Many companies are not trying to protect a single output in isolation. They are trying to protect a repeatable capability. They want to protect the workflow that consistently produces high-quality results, the prompt library that makes the model behave, the training data they curated, the evaluation methods they developed, the internal playbooks that keep things compliant, and the system that turns a general-purpose model into something specialized and reliable.

Those are not always good candidates for copyright or patents. They are often excellent candidates for trade secret protection, as long as the company treats them like secrets.

That last part matters. Trade secret protection is powerful, but it is not passive. You do not get it because information feels confidential. You get it because you took reasonable steps to keep it confidential. That usually means contracts, access controls, vendor discipline, internal policies, and a habit of asking, before you share something, whether sharing it destroys the value you are trying to protect. It also means thinking carefully about what you upload into third-party systems, including AI tools, and under what terms.

Trade secret law also has limits. It will not stop someone who independently develops the same idea without misappropriating it from you. It also will not help if what you are protecting is easy to reverse engineer from the public product. That is why, in some cases, patents still make sense. It is also why a good protection strategy is often layered rather than single-track.

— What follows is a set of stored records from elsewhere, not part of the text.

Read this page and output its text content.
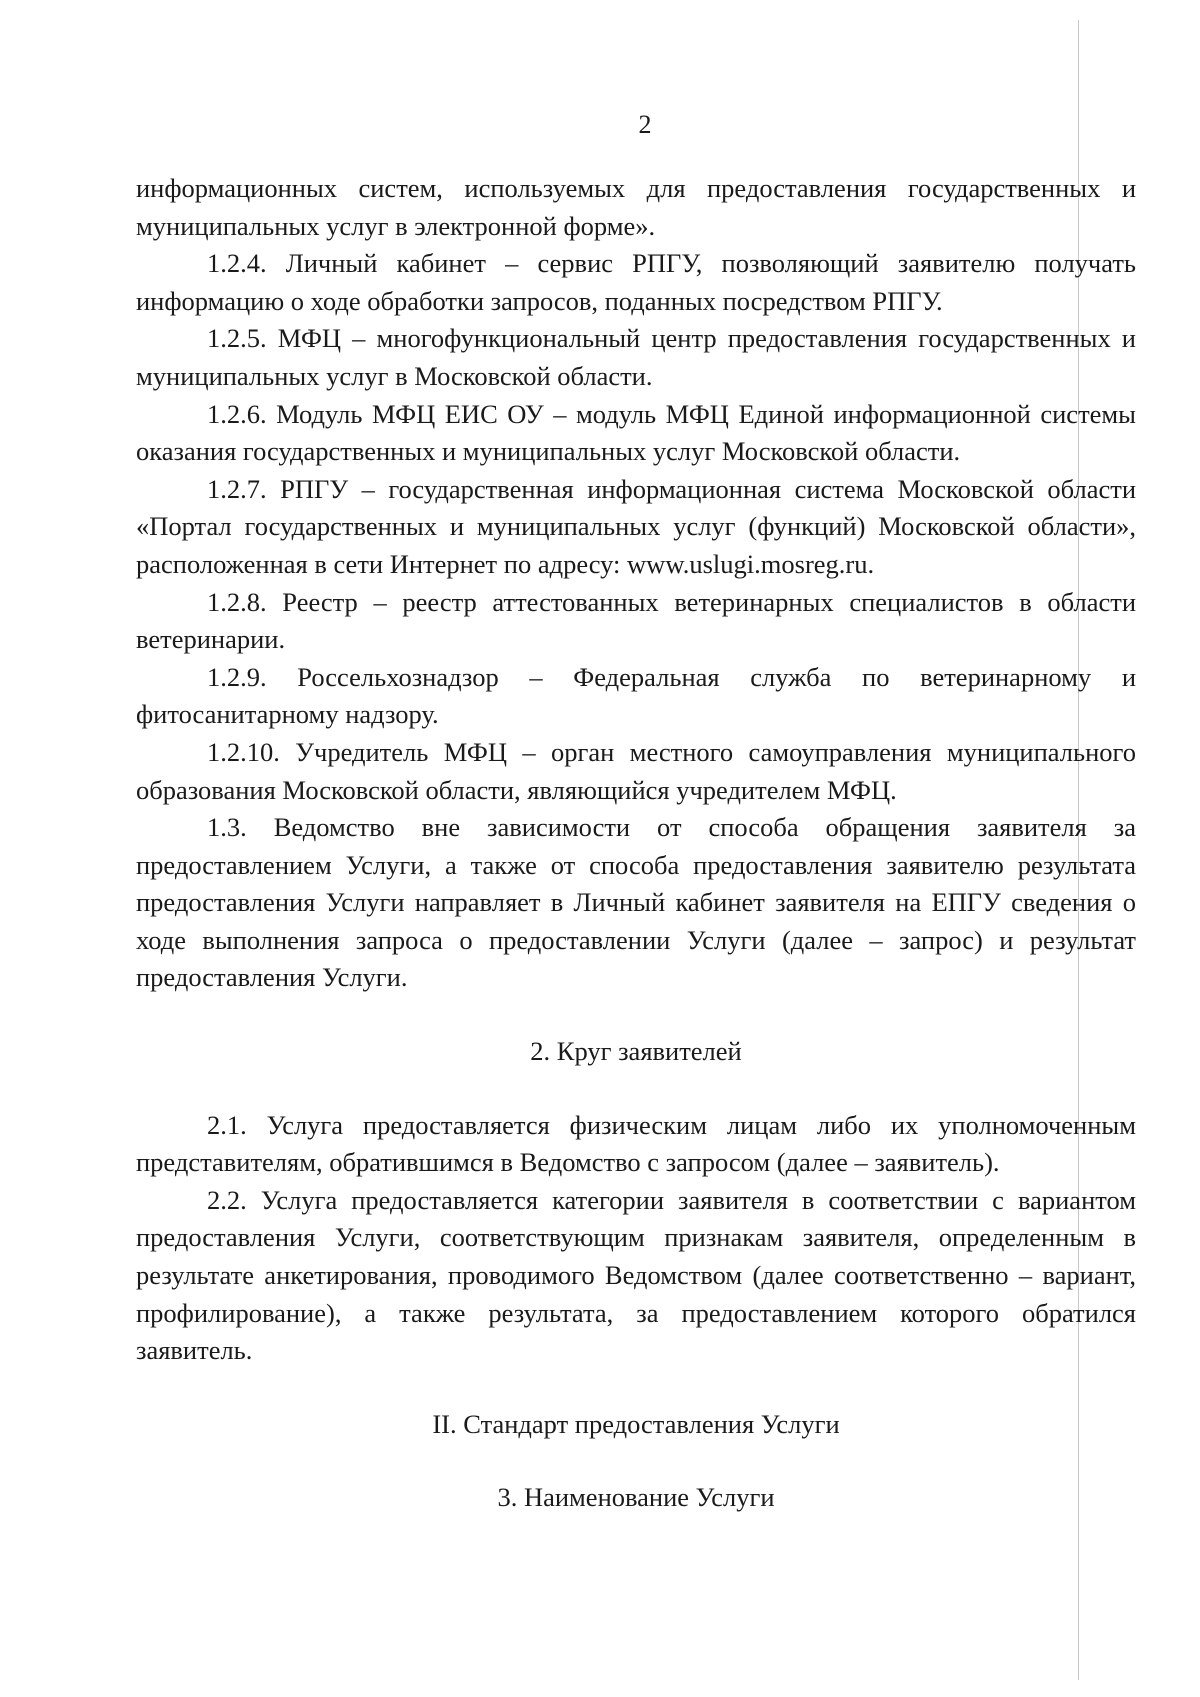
2

информационных систем, используемых для предоставления государственных и муниципальных услуг в электронной форме».

1.2.4. Личный кабинет – сервис РПГУ, позволяющий заявителю получать информацию о ходе обработки запросов, поданных посредством РПГУ.

1.2.5. МФЦ – многофункциональный центр предоставления государственных и муниципальных услуг в Московской области.

1.2.6. Модуль МФЦ ЕИС ОУ – модуль МФЦ Единой информационной системы оказания государственных и муниципальных услуг Московской области.

1.2.7. РПГУ – государственная информационная система Московской области «Портал государственных и муниципальных услуг (функций) Московской области», расположенная в сети Интернет по адресу: www.uslugi.mosreg.ru.

1.2.8. Реестр – реестр аттестованных ветеринарных специалистов в области ветеринарии.

1.2.9. Россельхознадзор – Федеральная служба по ветеринарному и фитосанитарному надзору.

1.2.10. Учредитель МФЦ – орган местного самоуправления муниципального образования Московской области, являющийся учредителем МФЦ.

1.3. Ведомство вне зависимости от способа обращения заявителя за предоставлением Услуги, а также от способа предоставления заявителю результата предоставления Услуги направляет в Личный кабинет заявителя на ЕПГУ сведения о ходе выполнения запроса о предоставлении Услуги (далее – запрос) и результат предоставления Услуги.

2. Круг заявителей

2.1. Услуга предоставляется физическим лицам либо их уполномоченным представителям, обратившимся в Ведомство с запросом (далее – заявитель).

2.2. Услуга предоставляется категории заявителя в соответствии с вариантом предоставления Услуги, соответствующим признакам заявителя, определенным в результате анкетирования, проводимого Ведомством (далее соответственно – вариант, профилирование), а также результата, за предоставлением которого обратился заявитель.

II. Стандарт предоставления Услуги

3. Наименование Услуги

In practice, many businesses will do best by thinking in categories. Some assets can be shaped into human-authored expression and protected by copyright, especially if you build a workflow that includes meaningful human writing, editing, and creative control. Some innovations can be protected with patents, if they are truly inventions and if the disclosure tradeoff is worth it. And much of the most valuable AI-related advantage, the internal know-how, the data, the process, the guardrails, and the system design, should be treated as a trade secret program, not an afterthought.

If you are using AI in your business, the most useful early step is often not filing something. It is taking inventory. What are we creating that has lasting value? What would actually hurt if a competitor got it? What do we currently expose without thinking? And are we behaving as if our workflows are assets, or as if they are disposable conveniences?

That shift in mindset is where I see the next year heading, toward clearer thinking about what kinds of value AI is creating inside businesses, and which legal tools fit that value best.